そうか、僕はずっと、生きている頃からひと時の欠けもなく、神と意思疎通を交わしていたということか。


「『リリィと一緒に息をしろ』それと同時に『自分のままでいろ』そう言ったはず。リリィのみに重きを置いていては波はわからない。守り手と縁人は一つで生きているんだ。リリィだけに生きさせるな。リリィを一人にするな。」


そんな… 僕が、リリィを一人に… 


自分の不甲斐なさが憎らしい。

リリィの呼吸に合わせることだけを考えて、自分をないものとすることは、リリィを一人にさせることだった。

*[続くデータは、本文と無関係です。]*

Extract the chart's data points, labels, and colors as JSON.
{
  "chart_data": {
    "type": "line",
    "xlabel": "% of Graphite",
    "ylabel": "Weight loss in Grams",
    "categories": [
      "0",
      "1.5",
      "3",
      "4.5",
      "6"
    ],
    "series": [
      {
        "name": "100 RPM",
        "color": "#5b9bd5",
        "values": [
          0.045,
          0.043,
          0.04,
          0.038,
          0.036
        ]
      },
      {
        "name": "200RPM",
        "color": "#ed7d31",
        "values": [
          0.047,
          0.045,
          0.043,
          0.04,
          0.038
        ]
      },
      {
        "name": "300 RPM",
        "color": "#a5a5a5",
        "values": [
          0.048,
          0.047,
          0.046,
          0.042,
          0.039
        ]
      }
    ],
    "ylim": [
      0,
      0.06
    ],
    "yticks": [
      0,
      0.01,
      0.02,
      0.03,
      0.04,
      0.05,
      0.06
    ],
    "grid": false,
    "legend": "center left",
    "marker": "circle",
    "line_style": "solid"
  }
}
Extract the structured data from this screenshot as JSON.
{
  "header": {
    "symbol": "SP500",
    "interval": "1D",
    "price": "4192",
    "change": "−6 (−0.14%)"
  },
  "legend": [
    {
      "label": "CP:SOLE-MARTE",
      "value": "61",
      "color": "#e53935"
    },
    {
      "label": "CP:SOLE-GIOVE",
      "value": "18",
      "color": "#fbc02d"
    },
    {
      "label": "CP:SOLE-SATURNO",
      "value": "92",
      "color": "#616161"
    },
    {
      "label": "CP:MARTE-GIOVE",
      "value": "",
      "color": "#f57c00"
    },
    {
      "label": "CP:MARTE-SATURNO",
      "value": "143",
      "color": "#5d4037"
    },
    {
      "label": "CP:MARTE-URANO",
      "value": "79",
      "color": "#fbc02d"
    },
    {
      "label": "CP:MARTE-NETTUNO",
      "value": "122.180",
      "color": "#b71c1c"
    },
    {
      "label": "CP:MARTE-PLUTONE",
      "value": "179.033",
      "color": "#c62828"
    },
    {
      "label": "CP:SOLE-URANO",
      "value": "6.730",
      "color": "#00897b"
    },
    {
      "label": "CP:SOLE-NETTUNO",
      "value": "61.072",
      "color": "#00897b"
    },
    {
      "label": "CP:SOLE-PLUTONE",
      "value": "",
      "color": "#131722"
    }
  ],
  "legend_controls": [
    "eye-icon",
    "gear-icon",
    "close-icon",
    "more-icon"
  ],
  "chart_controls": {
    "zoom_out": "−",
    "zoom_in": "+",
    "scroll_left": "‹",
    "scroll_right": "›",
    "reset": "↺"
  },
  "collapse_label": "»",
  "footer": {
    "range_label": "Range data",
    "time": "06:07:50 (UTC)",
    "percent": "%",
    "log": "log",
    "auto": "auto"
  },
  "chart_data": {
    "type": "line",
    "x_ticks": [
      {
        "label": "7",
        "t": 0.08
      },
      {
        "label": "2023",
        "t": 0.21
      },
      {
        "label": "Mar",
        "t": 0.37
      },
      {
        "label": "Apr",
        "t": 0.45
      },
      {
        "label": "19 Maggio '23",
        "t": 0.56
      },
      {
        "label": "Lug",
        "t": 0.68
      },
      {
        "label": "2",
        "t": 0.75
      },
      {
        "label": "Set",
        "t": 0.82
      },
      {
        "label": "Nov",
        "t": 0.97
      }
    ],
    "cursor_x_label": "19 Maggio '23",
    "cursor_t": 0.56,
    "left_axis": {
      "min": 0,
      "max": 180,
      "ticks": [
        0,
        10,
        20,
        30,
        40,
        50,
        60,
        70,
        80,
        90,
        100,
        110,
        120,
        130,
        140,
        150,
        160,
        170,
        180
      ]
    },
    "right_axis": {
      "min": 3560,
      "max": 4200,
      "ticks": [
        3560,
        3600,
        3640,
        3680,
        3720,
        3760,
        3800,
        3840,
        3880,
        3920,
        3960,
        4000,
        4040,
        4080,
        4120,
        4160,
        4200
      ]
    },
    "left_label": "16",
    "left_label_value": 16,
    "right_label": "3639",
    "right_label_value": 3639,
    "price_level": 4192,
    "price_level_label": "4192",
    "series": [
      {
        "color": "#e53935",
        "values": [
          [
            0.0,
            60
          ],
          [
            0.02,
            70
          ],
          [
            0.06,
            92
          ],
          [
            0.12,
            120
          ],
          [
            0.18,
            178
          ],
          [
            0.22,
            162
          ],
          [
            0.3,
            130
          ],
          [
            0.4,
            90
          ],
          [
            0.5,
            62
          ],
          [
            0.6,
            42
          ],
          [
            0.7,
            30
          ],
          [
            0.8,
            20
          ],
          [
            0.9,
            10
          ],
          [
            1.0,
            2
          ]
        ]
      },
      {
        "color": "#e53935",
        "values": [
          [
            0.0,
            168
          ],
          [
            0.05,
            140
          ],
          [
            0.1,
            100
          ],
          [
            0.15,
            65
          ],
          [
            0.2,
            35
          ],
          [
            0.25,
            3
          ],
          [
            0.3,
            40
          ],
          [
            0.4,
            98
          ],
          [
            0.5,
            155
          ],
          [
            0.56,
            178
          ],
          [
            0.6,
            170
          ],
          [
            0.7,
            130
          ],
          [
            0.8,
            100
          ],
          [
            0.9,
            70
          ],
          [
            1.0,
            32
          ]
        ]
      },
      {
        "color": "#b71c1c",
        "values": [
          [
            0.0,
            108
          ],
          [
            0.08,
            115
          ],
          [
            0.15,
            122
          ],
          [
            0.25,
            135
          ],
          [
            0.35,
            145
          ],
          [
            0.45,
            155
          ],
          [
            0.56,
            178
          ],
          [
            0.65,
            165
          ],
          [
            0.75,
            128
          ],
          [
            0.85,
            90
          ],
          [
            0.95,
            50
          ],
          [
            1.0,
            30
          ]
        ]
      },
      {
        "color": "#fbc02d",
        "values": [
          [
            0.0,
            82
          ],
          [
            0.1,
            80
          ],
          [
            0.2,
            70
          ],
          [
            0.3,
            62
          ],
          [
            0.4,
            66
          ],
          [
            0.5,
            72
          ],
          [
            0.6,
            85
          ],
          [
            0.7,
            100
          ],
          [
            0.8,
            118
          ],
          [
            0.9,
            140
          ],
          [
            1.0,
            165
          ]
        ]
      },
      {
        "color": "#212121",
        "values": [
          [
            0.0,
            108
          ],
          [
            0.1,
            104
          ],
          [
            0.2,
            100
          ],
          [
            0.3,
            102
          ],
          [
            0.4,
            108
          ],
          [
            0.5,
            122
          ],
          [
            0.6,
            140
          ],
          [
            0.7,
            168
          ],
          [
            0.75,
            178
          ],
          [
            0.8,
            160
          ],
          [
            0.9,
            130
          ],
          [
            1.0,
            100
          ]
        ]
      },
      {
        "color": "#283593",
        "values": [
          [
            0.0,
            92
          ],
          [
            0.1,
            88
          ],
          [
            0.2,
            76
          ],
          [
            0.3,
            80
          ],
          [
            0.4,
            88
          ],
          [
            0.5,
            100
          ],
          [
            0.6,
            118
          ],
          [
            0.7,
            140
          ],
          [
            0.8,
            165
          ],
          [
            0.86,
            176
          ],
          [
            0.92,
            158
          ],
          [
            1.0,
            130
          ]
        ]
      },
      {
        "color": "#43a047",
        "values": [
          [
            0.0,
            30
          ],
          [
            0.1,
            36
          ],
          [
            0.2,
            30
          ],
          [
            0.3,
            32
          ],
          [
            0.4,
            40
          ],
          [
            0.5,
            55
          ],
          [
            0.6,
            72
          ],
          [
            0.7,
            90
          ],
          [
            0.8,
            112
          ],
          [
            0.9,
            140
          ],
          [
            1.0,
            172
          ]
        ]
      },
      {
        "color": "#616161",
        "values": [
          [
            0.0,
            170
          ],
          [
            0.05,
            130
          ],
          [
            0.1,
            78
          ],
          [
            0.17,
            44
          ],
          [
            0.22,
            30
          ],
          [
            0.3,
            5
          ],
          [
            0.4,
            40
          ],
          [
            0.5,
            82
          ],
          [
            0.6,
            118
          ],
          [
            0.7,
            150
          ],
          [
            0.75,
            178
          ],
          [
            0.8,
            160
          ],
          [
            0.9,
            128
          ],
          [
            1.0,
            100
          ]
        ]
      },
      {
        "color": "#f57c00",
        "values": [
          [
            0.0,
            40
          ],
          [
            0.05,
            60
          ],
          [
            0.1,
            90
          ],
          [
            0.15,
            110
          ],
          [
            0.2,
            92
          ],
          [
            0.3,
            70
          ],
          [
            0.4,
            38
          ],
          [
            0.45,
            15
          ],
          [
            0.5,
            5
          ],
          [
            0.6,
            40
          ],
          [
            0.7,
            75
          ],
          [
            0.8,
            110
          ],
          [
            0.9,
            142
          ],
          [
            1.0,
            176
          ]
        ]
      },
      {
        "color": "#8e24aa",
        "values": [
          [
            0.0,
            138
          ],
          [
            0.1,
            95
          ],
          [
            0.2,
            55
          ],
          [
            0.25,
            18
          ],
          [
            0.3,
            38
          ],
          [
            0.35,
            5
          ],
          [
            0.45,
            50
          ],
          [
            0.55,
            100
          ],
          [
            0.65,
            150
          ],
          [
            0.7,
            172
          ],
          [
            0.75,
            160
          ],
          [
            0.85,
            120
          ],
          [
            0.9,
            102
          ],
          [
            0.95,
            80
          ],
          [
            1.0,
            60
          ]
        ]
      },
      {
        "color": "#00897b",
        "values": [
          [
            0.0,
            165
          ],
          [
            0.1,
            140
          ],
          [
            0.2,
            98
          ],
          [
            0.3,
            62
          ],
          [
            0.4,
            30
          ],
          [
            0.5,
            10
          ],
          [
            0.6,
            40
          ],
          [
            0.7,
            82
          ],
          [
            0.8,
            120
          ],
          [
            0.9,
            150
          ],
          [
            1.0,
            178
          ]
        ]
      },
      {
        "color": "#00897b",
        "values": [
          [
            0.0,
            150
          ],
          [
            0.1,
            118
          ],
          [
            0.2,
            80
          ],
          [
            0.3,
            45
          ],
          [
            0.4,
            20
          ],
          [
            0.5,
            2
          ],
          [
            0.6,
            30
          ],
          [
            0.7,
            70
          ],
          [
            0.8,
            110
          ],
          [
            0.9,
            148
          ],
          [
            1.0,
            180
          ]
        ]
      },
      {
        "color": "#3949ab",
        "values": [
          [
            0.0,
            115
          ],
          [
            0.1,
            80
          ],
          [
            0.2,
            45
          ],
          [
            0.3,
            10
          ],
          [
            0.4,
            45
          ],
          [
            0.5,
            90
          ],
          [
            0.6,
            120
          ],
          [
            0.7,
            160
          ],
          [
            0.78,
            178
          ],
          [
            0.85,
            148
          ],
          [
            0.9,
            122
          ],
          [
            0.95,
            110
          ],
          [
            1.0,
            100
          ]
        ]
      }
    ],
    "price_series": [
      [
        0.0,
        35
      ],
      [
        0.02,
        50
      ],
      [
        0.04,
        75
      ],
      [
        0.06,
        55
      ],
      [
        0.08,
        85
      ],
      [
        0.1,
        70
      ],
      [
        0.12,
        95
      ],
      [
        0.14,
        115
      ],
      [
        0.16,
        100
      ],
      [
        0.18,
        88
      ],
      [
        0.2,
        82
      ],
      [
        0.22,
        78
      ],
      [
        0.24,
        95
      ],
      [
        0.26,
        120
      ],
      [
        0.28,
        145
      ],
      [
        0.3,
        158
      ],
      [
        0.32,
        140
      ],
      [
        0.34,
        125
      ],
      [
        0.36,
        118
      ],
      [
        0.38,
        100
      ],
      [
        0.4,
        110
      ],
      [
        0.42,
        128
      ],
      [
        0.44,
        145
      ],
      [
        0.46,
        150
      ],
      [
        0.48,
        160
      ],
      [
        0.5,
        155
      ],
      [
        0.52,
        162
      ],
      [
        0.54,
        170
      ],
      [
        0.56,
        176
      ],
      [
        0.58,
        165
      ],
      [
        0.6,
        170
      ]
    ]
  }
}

自分でも気が付かないうちにまた、寄りかかってしまっていた。

しかも今度はリリィを壁にして。

自分の足で立たないと、そう言い聞かせていたのに。


「そうだよ。自己を犠牲にすることは、他を尊重することにはならない。他と個の区別をより一層強化させる。自己犠牲の精神がなにを生み出すのかわかるか?」


その質問に僕は黙ってうなづいた。


「『自分と同じように隣人を愛する』君の好きな教えだね。自己犠牲とはつまり、人にも己を犠牲にしろと言うことと同等。君は、リリィにそれをさせたいとは思わないだろう。ならば自分を尊重し大切に扱う。それがこの教えを最大限有意義な教えにしてやれる方法だ。素晴らしい教えだね。まさに神の言葉だ。」



「ララ~…」


え? 


唐突に聞こえだすケイシの歌声に、僕は顔を上げる。

驚いたせいなのか、先程まで感じていたダルさを忘れて体が反応した。


綺麗な声⋯

歌声と共に、キラキラとしたチリのようなものがこちらに向かってくる。

僕はそれを深く吸い込んだ。


癒しが体中に広がっていく。

内側の光が戻るような感覚に、胸を押さえ温かさを実感する。


「あの、ケイシ」


「体は癒えたか?」


そう聞かれて、重さが全く無くなっていることに気が付いた。

腕を持ち上げるのも軽々だ。


「音楽は素晴らしい。君もそう思うだろ?」


音楽? 

それで僕の体は力が戻ったというのか。


「君はリリィを感じるのに音を使っていただろう。」


祈りや鼻歌のことか? 


「そう、音とは共感だ。わかり合いたいという思いが音となる。音を楽しむとは、一つになろうとすること。本来の姿に戻る。一が、全の中の一だということを思い出す。音楽は本質に立ち返る行為なんだ。これほど強力なものを人は使える。」


そうか、だからあの時僕らは一つになったんだ。


「音が世界中に、同時に木霊する時代が来る。それは転機だ。変化の準備が整い、世界がひとつになれる時。そのきっかけを一人一人が繋いでいく。反転の法則、このカラクリが逆転するという事だ。」


「それは」


「物質優位の矛盾が暴かれる。まだ先のことだ。君らからしたら気の遠くなるほど先のことかもしれない。だが時が来ればわかる。誰であれ他人事ではいられない。」